A few more sections round out the exhibit: a small section of movie-related games (Tron, of course) with games based on movies or games that inspired movies. Then a section of classic arcade games: Galaga, Pac-Man, and so on. Simulation games included Rock Band, a Tony Hawk skateboarding game, and Trauma Unit for the Wii. The last section was about the latest in technology: 3D games and motion-controlled games, like the PS3 Move and Xbox Kinect. Finally, there was the VirtuSphere, a huge plastic sphere paired with VR goggles and a gun controller.
They open up a hatch and help you climb into the sphere (no small feat, since you’ve got goggles over your eyes) and then hand you the gun and close it up. As you turn your head, the screen shows various parts of the landscape, and it matches up really well to the movement. Pull the trigger on the gun, and you shoot (though the gun is just a simple trigger button and doesn’t have its own motion tracking). When you walk, the sphere rotates like a giant three-dimensional treadmill, allowing you to walk through the landscape. However, it’s a bit disorienting to walk, because the landscape is flat on-screen and you’re essentially walking uphill in any direction. Also, you have to get a little bit up the hill before the sphere starts rolling, and you want to be careful not to go too fast or your feet will spin back and you can fall on your face. My biggest problem is that you can’t wear the goggles over glasses, so I was walking around almost blind. I could see blobby shapes and shot at them, but I really didn’t get the full experience. Later, I watched the monitor as somebody else played and I could see what I should have been seeing.
Oh, and one more thing: for the kids, they also work in some additional lessons on the side with activities. To talk about physics and video games, they had a small group of kids flinging plush birds at stacked-up cardboard bricks and foam pigs. Yep, that’s right: Aggravated Avians.

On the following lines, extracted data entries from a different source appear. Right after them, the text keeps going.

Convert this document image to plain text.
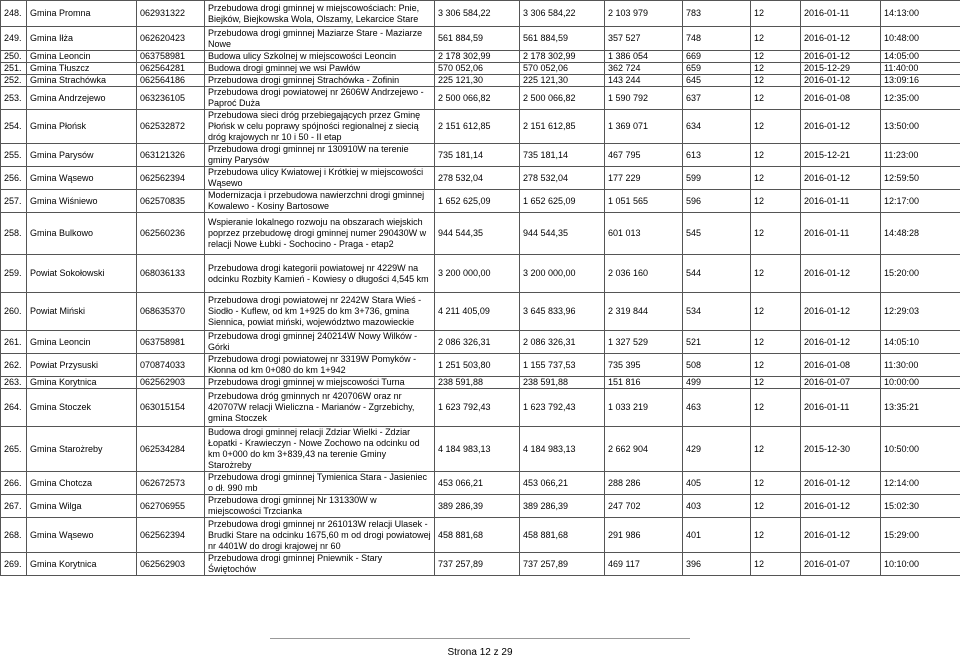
248.	Gmina Promna	062931322	Przebudowa drogi gminnej w miejscowościach: Pnie, Biejków, Biejkowska Wola, Olszamy, Lekarcice Stare	3 306 584,22	3 306 584,22	2 103 979	783	12	2016-01-11	14:13:00
249.	Gmina Iłża	062620423	Przebudowa drogi gminnej Maziarze Stare - Maziarze Nowe	561 884,59	561 884,59	357 527	748	12	2016-01-12	10:48:00
250.	Gmina Leoncin	063758981	Budowa ulicy Szkolnej w miejscowości Leoncin	2 178 302,99	2 178 302,99	1 386 054	669	12	2016-01-12	14:05:00
251.	Gmina Tłuszcz	062564281	Budowa drogi gminnej we wsi Pawłów	570 052,06	570 052,06	362 724	659	12	2015-12-29	11:40:00
252.	Gmina Strachówka	062564186	Przebudowa drogi gminnej Strachówka - Zofinin	225 121,30	225 121,30	143 244	645	12	2016-01-12	13:09:16
253.	Gmina Andrzejewo	063236105	Przebudowa drogi powiatowej nr 2606W Andrzejewo - Paproć Duża	2 500 066,82	2 500 066,82	1 590 792	637	12	2016-01-08	12:35:00
254.	Gmina Płońsk	062532872	Przebudowa sieci dróg przebiegających przez Gminę Płońsk w celu poprawy spójności regionalnej z siecią dróg krajowych nr 10 i 50 - II etap	2 151 612,85	2 151 612,85	1 369 071	634	12	2016-01-12	13:50:00
255.	Gmina Parysów	063121326	Przebudowa drogi gminnej nr 130910W na terenie gminy Parysów	735 181,14	735 181,14	467 795	613	12	2015-12-21	11:23:00
256.	Gmina Wąsewo	062562394	Przebudowa ulicy Kwiatowej i Krótkiej w miejscowości Wąsewo	278 532,04	278 532,04	177 229	599	12	2016-01-12	12:59:50
257.	Gmina Wiśniewo	062570835	Modernizacja i przebudowa nawierzchni drogi gminnej Kowalewo - Kosiny Bartosowe	1 652 625,09	1 652 625,09	1 051 565	596	12	2016-01-11	12:17:00
258.	Gmina Bulkowo	062560236	Wspieranie lokalnego rozwoju na obszarach wiejskich poprzez przebudowę drogi gminnej numer 290430W w relacji Nowe Łubki - Sochocino - Praga - etap2	944 544,35	944 544,35	601 013	545	12	2016-01-11	14:48:28
259.	Powiat Sokołowski	068036133	Przebudowa drogi kategorii powiatowej nr 4229W na odcinku Rozbity Kamień - Kowiesy o długości 4,545 km	3 200 000,00	3 200 000,00	2 036 160	544	12	2016-01-12	15:20:00
260.	Powiat Miński	068635370	Przebudowa drogi powiatowej nr 2242W Stara Wieś - Siodło - Kuflew, od km 1+925 do km 3+736, gmina Siennica, powiat miński, województwo mazowieckie	4 211 405,09	3 645 833,96	2 319 844	534	12	2016-01-12	12:29:03
261.	Gmina Leoncin	063758981	Przebudowa drogi gminnej 240214W Nowy Wilków - Górki	2 086 326,31	2 086 326,31	1 327 529	521	12	2016-01-12	14:05:10
262.	Powiat Przysuski	070874033	Przebudowa drogi powiatowej nr 3319W Pomyków - Kłonna od km 0+080 do km 1+942	1 251 503,80	1 155 737,53	735 395	508	12	2016-01-08	11:30:00
263.	Gmina Korytnica	062562903	Przebudowa drogi gminnej w miejscowości Turna	238 591,88	238 591,88	151 816	499	12	2016-01-07	10:00:00
264.	Gmina Stoczek	063015154	Przebudowa dróg gminnych nr 420706W oraz nr 420707W relacji Wieliczna - Marianów - Zgrzebichy, gmina Stoczek	1 623 792,43	1 623 792,43	1 033 219	463	12	2016-01-11	13:35:21
265.	Gmina Starożreby	062534284	Budowa drogi gminnej relacji Zdziar Wielki - Zdziar Łopatki - Krawieczyn - Nowe Zochowo na odcinku od km 0+000 do km 3+839,43 na terenie Gminy Starożreby	4 184 983,13	4 184 983,13	2 662 904	429	12	2015-12-30	10:50:00
266.	Gmina Chotcza	062672573	Przebudowa drogi gminnej Tymienica Stara - Jasieniec o dł. 990 mb	453 066,21	453 066,21	288 286	405	12	2016-01-12	12:14:00
267.	Gmina Wilga	062706955	Przebudowa drogi gminnej Nr 131330W w miejscowości Trzcianka	389 286,39	389 286,39	247 702	403	12	2016-01-12	15:02:30
268.	Gmina Wąsewo	062562394	Przebudowa drogi gminnej nr 261013W relacji Ulasek - Brudki Stare na odcinku 1675,60 m od drogi powiatowej nr 4401W do drogi krajowej nr 60	458 881,68	458 881,68	291 986	401	12	2016-01-12	15:29:00
269.	Gmina Korytnica	062562903	Przebudowa drogi gminnej Pniewnik - Stary Świętochów	737 257,89	737 257,89	469 117	396	12	2016-01-07	10:10:00
Strona 12 z 29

If you love video games and you’re anywhere near Portland, the Game On 2.0 exhibit is definitely worth your time. Even though it’s a relatively small exhibit, walking through it and examining the various machines and games displayed felt like a tiny version of Archaide from Ready Player One. I’ve only mentioned a fraction of the games they have on display. Think about how quickly you could burn through $12 at the arcade — you could pay your admission ($9 for kids) and then just play free video games all day. That’s not even mentioning all the other cool stuff at OMSI. Currently there’s a Narnia exhibit (mostly props and things from the movies) which is an additional $2, plus the IMAX theater and all the fun science museum things to play with. We spent about five hours there and could easily have been there longer if we didn’t need to get the kids to swim lessons.
Plus, as geeky parents, this is stuff you’ll want to share with your kids. Sure, they may not thrill to a single dimension of movement in Pong, but there’s a lot of stuff they’ll probably love, and even if you’ve got a huge collection of old video game machines I’m sure there’s stuff you don’t have at home. Short of building your own arcade cabinet like GeekDad Jim Kelly or visiting the eGameRevolution exhibit at the National Museum of Play in Rochester, NY, Game On 2.0 is the best way to experience a piece of gaming history.